Search code examples
phpcurlcronscaling

Scaling curl with php and cron


I am trying to create a website monitoring webapp using PHP. At the minute I'm using curl to collect headers from different websites and update a MySQL database when a website's status changes (e.g. if a site that was 'up' goes 'down').

I'm using curl_multi (via the Rolling Curl X class which I've adapted slightly) to process 20 sites in parallel (which seems to give the fastest results) and CURLOPT_NOBODY to make sure only headers are collected and I've tried to streamline the script to make it as fast as possible.

It is working OK and I can process 40 sites in approx. 2-4 seconds. My plan has been to run the script via cron every minute... so it looks like I will be able to process about 600 websites per minute. Although this is fine at the minute it won't be enough in the long term.

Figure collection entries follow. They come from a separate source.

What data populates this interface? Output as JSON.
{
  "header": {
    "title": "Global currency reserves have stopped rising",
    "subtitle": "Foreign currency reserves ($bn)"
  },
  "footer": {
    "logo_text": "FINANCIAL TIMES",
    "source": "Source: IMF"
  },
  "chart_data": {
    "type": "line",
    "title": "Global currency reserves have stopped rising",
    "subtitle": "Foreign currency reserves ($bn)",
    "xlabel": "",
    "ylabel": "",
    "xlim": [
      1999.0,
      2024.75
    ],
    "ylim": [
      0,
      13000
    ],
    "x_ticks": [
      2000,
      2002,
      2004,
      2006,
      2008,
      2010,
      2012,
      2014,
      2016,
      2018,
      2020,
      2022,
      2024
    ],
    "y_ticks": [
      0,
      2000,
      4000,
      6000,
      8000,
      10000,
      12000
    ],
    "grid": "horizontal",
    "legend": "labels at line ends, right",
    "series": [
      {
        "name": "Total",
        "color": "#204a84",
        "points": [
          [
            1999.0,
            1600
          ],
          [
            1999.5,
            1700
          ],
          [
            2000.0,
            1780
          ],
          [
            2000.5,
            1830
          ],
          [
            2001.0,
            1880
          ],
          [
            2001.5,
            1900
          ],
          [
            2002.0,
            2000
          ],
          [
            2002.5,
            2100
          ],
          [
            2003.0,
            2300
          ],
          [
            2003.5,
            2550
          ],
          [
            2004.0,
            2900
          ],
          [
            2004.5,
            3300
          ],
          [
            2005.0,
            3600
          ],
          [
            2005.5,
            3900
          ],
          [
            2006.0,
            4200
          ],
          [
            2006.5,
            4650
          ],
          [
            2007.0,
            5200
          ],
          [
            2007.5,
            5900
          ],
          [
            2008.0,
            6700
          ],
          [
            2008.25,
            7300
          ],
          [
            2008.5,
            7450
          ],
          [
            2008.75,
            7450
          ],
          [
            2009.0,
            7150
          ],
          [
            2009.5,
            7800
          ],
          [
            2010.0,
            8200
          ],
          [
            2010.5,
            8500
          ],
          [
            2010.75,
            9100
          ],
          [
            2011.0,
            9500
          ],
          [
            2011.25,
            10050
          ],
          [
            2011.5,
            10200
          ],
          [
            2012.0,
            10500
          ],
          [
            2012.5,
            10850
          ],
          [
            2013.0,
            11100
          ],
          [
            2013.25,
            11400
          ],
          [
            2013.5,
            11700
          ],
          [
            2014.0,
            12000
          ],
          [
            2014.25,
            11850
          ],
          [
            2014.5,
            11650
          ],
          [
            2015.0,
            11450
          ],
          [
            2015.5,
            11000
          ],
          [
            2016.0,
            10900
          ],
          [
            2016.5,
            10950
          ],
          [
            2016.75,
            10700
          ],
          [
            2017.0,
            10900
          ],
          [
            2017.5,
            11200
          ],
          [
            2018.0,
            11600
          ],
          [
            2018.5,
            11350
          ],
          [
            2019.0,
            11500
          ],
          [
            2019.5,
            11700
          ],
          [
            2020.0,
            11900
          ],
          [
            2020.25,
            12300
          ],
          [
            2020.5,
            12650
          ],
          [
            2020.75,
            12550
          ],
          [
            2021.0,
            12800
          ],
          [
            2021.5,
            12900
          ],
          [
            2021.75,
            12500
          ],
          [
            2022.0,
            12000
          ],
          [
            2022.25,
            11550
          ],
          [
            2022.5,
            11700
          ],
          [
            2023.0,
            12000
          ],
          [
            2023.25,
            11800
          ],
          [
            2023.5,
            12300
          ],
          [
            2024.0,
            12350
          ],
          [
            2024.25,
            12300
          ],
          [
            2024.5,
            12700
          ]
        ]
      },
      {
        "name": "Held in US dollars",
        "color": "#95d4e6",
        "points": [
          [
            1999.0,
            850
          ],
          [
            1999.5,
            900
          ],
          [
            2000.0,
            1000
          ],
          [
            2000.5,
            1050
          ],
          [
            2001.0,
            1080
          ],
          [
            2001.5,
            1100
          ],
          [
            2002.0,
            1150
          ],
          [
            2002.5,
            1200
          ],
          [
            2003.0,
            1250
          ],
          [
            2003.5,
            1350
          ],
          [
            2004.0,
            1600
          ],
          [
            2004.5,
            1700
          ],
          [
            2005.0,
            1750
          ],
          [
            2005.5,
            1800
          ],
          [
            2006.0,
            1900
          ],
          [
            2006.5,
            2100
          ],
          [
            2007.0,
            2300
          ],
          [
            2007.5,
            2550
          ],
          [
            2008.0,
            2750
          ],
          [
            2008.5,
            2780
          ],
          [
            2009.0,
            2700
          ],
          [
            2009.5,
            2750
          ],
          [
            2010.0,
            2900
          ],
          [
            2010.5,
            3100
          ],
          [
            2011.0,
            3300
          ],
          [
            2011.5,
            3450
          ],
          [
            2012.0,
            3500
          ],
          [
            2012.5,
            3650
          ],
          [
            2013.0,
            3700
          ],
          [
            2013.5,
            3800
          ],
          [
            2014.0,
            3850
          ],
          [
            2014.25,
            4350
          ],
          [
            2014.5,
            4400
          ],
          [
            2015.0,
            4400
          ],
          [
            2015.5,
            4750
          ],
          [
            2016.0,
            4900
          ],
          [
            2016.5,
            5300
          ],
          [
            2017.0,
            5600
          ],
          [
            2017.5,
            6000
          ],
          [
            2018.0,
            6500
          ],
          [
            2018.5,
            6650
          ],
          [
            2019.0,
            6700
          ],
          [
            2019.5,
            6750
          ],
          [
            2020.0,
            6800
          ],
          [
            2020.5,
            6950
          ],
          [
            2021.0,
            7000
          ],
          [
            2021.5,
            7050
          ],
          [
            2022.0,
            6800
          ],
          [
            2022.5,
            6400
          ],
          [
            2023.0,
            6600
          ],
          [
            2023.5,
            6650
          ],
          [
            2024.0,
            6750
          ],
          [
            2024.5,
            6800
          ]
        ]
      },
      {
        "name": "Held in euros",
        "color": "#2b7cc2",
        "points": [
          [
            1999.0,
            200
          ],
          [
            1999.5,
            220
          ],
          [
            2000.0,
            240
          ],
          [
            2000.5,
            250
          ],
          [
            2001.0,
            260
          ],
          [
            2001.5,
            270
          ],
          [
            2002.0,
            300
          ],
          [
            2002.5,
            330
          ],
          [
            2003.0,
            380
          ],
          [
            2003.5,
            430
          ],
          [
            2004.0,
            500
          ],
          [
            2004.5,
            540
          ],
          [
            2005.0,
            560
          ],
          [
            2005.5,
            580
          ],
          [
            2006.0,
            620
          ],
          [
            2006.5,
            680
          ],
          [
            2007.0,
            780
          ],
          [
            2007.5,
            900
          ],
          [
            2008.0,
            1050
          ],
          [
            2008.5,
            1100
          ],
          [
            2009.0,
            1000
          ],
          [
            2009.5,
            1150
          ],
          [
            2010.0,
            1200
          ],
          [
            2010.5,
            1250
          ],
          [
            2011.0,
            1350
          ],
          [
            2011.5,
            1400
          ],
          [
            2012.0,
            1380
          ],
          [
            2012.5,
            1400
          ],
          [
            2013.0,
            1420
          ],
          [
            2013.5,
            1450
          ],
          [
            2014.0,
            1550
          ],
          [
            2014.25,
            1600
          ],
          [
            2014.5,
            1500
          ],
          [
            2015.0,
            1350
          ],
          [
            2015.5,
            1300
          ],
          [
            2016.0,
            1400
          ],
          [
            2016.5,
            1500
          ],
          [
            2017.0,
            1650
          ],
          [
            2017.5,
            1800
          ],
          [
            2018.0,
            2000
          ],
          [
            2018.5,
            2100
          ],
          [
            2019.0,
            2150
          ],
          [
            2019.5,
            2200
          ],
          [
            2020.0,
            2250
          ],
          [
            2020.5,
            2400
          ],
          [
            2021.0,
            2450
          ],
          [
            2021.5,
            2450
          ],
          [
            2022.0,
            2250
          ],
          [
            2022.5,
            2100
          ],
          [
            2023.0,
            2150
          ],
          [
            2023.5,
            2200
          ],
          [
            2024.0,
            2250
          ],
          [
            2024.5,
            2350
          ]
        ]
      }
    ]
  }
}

So how can I scale this? Is it possible to run multiple crons in parallel or will this run into bottle-necking issues?

Off the top of my head I was thinking that I could maybe break the database into groups of 400 and run a separate script for these groups (e.g. ids 1-400, 401-800, 801-1200 etc. could run separate scripts) so there would be no danger of database corruption. This way each script would be completed within a minute.

However it feels like this might not work since the one script running curl_multi seems to max out performance at 20 requests in parallel. So will this work or is there a better approach?


Solution

  • yes, the simple solution is use the same PHP CLI script and pass the args 1 and 2 i.e., indicates the min and max range to process the db record contains the each site information.

    Ex. crontab list
    * * * * * php /user/script.php 1 400
    * * * * * php /user/script.php 401 800

    Or using a single script, you can trigger multi-threading (multi-threading in PHP with pthreads). But the cron interval should be based on the benchmark of completion of 800 sites.

    Ref: How can one use multi threading in PHP applications

    Ex. the script multithread completes in 3 minutes then give the interval as */3.